Jongeren die vandaag opgroeien met Italiaanse roots doen dat in een vernieuwde context. Ze leren hun migratieroots ontdekken in een samenleving vol diversiteit. Ondanks het feit dat de Italiaanse cultuur ook voor hen een belangrijke pijler is van hun identiteit, raakt ze meer en meer verbasterd.
Italiaanse roots
Het is voor mij een raadsel welke plek mijn Italiaanse roots in mijn identiteit krijgen. Als kind begreep ik namelijk niet waarom ik een beetje anders was dan de rest. Naarmate ik ouder werd, leerde ik mijn Italiaanse achtergrond ontdekken. Het overlijden van mijn Nonna wakkerde mijn interesse voor alles wat ‘Italiaans’ klinkt sterk aan. Het viel me plots op hoe ook ik ben ingebed in de Italiaanse gemeenschap, ondanks het feit dat mijn afstand ertoe allicht erg groot is.

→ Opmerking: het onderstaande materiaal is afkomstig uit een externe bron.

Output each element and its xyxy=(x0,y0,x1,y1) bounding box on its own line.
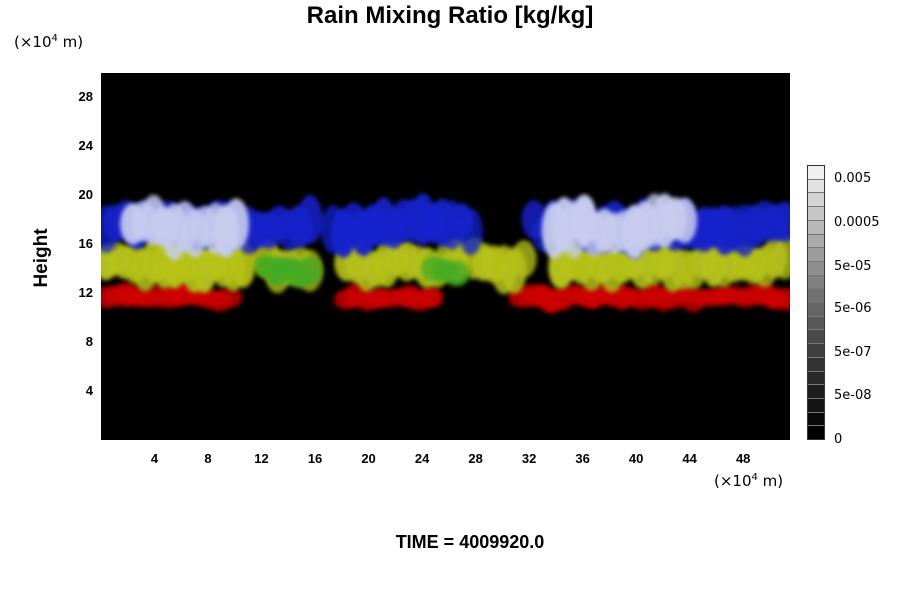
colorbar-cell xyxy=(808,275,824,290)
y-tick-label: 16 xyxy=(78,236,93,252)
cloud-blob xyxy=(216,287,243,308)
colorbar-cell xyxy=(808,220,824,235)
cloud-blob xyxy=(511,240,537,278)
x-tick-label: 40 xyxy=(628,451,644,466)
colorbar-cell xyxy=(808,316,824,331)
colorbar-cell xyxy=(808,426,824,440)
plot-area xyxy=(101,73,790,440)
colorbar-cell xyxy=(808,207,824,221)
cloud-layer-4 xyxy=(120,193,698,261)
y-tick-label: 8 xyxy=(85,334,93,350)
colorbar-cell xyxy=(808,398,824,413)
colorbar-cell xyxy=(808,248,824,262)
x-tick-label: 48 xyxy=(735,451,751,466)
colorbar-cell xyxy=(808,385,824,399)
colorbar-cell xyxy=(808,412,824,427)
x-axis-unit: (×104 m) xyxy=(714,472,784,490)
chart-title: Rain Mixing Ratio [kg/kg] xyxy=(306,2,594,29)
x-tick-label: 8 xyxy=(204,451,212,466)
x-tick-label: 28 xyxy=(468,451,483,466)
y-tick-label: 12 xyxy=(78,285,93,301)
colorbar-cell xyxy=(808,179,824,194)
cloud-layer-1 xyxy=(101,235,790,295)
colorbar-cell xyxy=(808,330,824,345)
y-tick-label: 24 xyxy=(78,138,93,154)
colorbar-cell xyxy=(808,261,824,276)
colorbar-cell xyxy=(808,344,824,358)
heatmap-plot xyxy=(101,193,790,314)
cloud-layer-0 xyxy=(101,281,790,314)
colorbar-cell xyxy=(808,289,824,304)
cloud-blob xyxy=(417,287,444,308)
cloud-layer-2 xyxy=(253,255,471,289)
x-tick-label: 24 xyxy=(414,451,430,466)
y-tick-label: 4 xyxy=(85,383,93,399)
colorbar-cell xyxy=(808,193,824,208)
x-tick-label: 4 xyxy=(150,451,159,466)
cloud-blob xyxy=(772,201,790,242)
cloud-blob xyxy=(296,256,323,285)
y-tick-label: 20 xyxy=(78,187,93,203)
y-axis-label: Height xyxy=(31,228,52,288)
y-axis-unit: (×104 m) xyxy=(14,33,84,51)
cloud-blob xyxy=(297,195,323,245)
colorbar-cell xyxy=(808,303,824,317)
colorbar-label: 5e-08 xyxy=(834,388,872,403)
y-tick-label: 28 xyxy=(78,89,93,105)
cloud-blob xyxy=(772,287,790,311)
cloud-blob xyxy=(443,260,471,287)
colorbar-cell xyxy=(808,234,824,249)
colorbar-label: 5e-07 xyxy=(834,345,872,361)
x-tick-label: 12 xyxy=(254,451,269,466)
colorbar-label: 0 xyxy=(834,432,843,447)
cloud-blob xyxy=(772,235,790,280)
x-tick-label: 16 xyxy=(307,451,323,466)
x-tick-label: 20 xyxy=(361,451,376,466)
colorbar-label: 5e-06 xyxy=(834,301,872,317)
colorbar-cell xyxy=(808,357,824,372)
x-tick-label: 32 xyxy=(521,451,537,466)
colorbar-cell xyxy=(808,166,824,180)
colorbar xyxy=(807,165,825,440)
cloud-blob xyxy=(458,208,483,256)
colorbar-label: 0.0005 xyxy=(834,214,880,230)
cloud-blob xyxy=(672,197,698,244)
colorbar-label: 5e-05 xyxy=(834,258,872,274)
colorbar-cell xyxy=(808,371,824,386)
cloud-blob xyxy=(223,198,250,250)
time-label: TIME = 4009920.0 xyxy=(395,532,545,552)
x-tick-label: 44 xyxy=(682,451,697,466)
x-tick-label: 36 xyxy=(575,451,590,466)
colorbar-label: 0.005 xyxy=(834,170,872,186)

Toen ik in de herfst van 2022 het graf van Nonna en Nonno bezocht, stapte er een vrouw op me af. Ze kende mijn grootmoeder en was blij om te zien dat ik haar graf bezocht. De onbekende vrouw vertelde me spontaan allerlei anekdotes over Nonna: ze moet een vriendelijke vrouw geweest zijn die zich zeer melancholisch voelde over het leven dat ze achtergelaten had in Italië. België zou voor haar altijd ‘het land met een dak op’ blijven.
Wie is Elian Pergola?

Mijn naam is Elian, ik ben historicus-in-spé en digital storyteller. Als student geschiedenis aan de KU Leuven ben ik erg geïnteresseerd in de moderne periode en werk ik rond thema’s als (arbeids)migratie, identiteit en gemeenschapsvorming. Mijn interesse vertrekt vanuit mijn eigen Italiaanse familie: ik wil namelijk leren begrijpen waarom zoveel Italianen in de eerste plaats hun land achterlieten en hoe hun integratie dan verliep in onze streken. De verhalen die ik tegenkom, wil ik graag delen. Dat doe ik de vorm van podcasts, via sociale media of door erover te schrijven.